4Atelier 3 — Scénarios stratégiques

ErreurPourquoi ça pose problème
Sauter l'écosystèmeBeaucoup d'attaques réussies passent par un prestataire ou un fournisseur peu mature — ignorer l'écosystème revient à ignorer le vecteur le plus probable.
Ne considérer que les chemins directsUn scénario stratégique peut être constitué de plusieurs chemins d'attaque alternatifs, parfois plus vraisemblables via une partie prenante que frontalement.

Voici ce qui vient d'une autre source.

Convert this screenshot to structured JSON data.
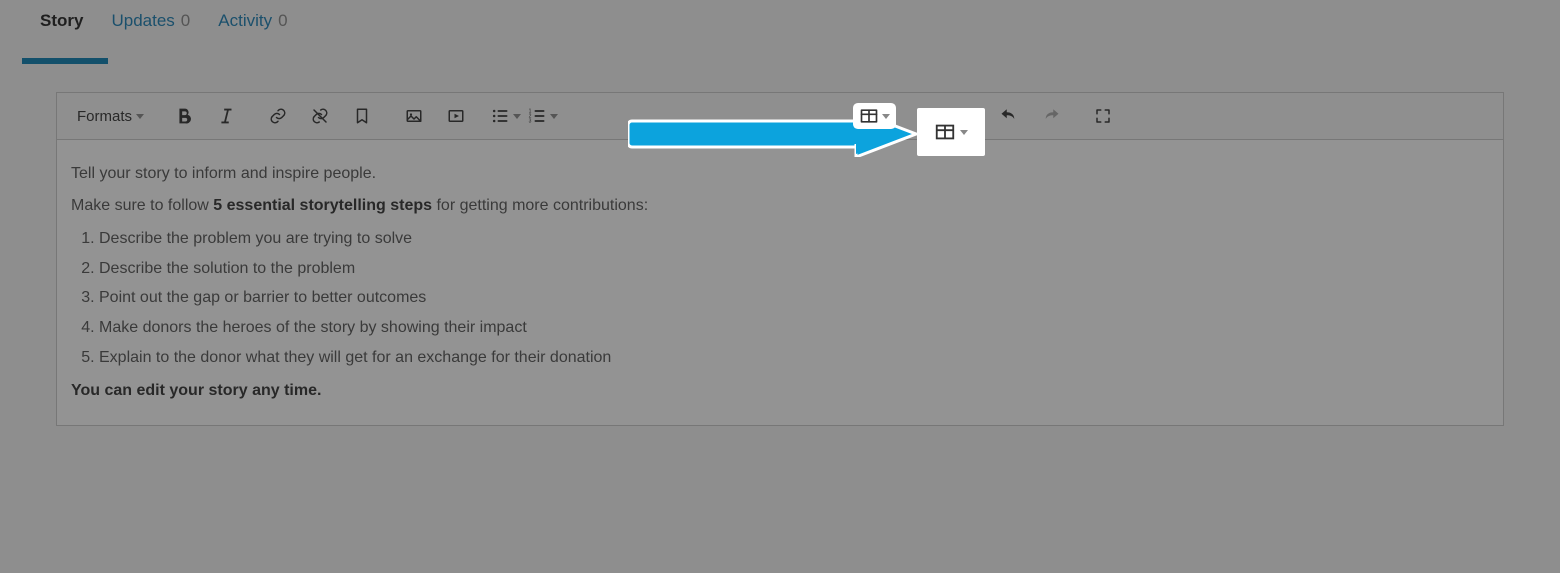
{
  "tabs": {
    "story": {
      "label": "Story",
      "active": true
    },
    "updates": {
      "label": "Updates",
      "count": "0"
    },
    "activity": {
      "label": "Activity",
      "count": "0"
    }
  },
  "toolbar": {
    "formats_label": "Formats"
  },
  "content": {
    "p1": "Tell your story to inform and inspire people.",
    "p2a": "Make sure to follow ",
    "p2b": "5 essential storytelling steps",
    "p2c": " for getting more contributions:",
    "steps": {
      "s1": "Describe the problem you are trying to solve",
      "s2": "Describe the solution to the problem",
      "s3": "Point out the gap or barrier to better outcomes",
      "s4": "Make donors the heroes of the story by showing their impact",
      "s5": "Explain to the donor what they will get for an exchange for their donation"
    },
    "p3": "You can edit your story any time."
  },
  "annotation": {
    "arrow_color": "#0ca3dd"
  }
}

5Atelier 4 — Scénarios opérationnels

ErreurPourquoi ça pose problème
Sur-détailler les scénarios opérationnelsLe niveau de détail façon MITRE ATT&CK est utile pour objectiver la vraisemblance en atelier, mais noierait le rapport final — garder une synthèse lisible pour les décideurs.
Travailler sans architecte SI autour de la tableSans expertise technique, difficile d'évaluer la faisabilité réelle d'un chemin d'attaque sur les biens supports concernés.

6Atelier 5 — Traitement

ErreurPourquoi ça pose problème
Ne pas faire valider l'acceptation d'un risqueUn risque accepté doit être une décision formelle et documentée du responsable désigné, pas un oubli silencieux du plan de traitement.
Penser que le risque résiduel est nulLes mesures de sécurité ne font généralement baisser que la vraisemblance, pas la gravité — un risque résiduel subsiste presque toujours.
Ne pas dater le suiviSans comité de suivi SSI périodique et sans cadre de déclenchement des cycles, l'analyse devient une photo figée qui se périme vite.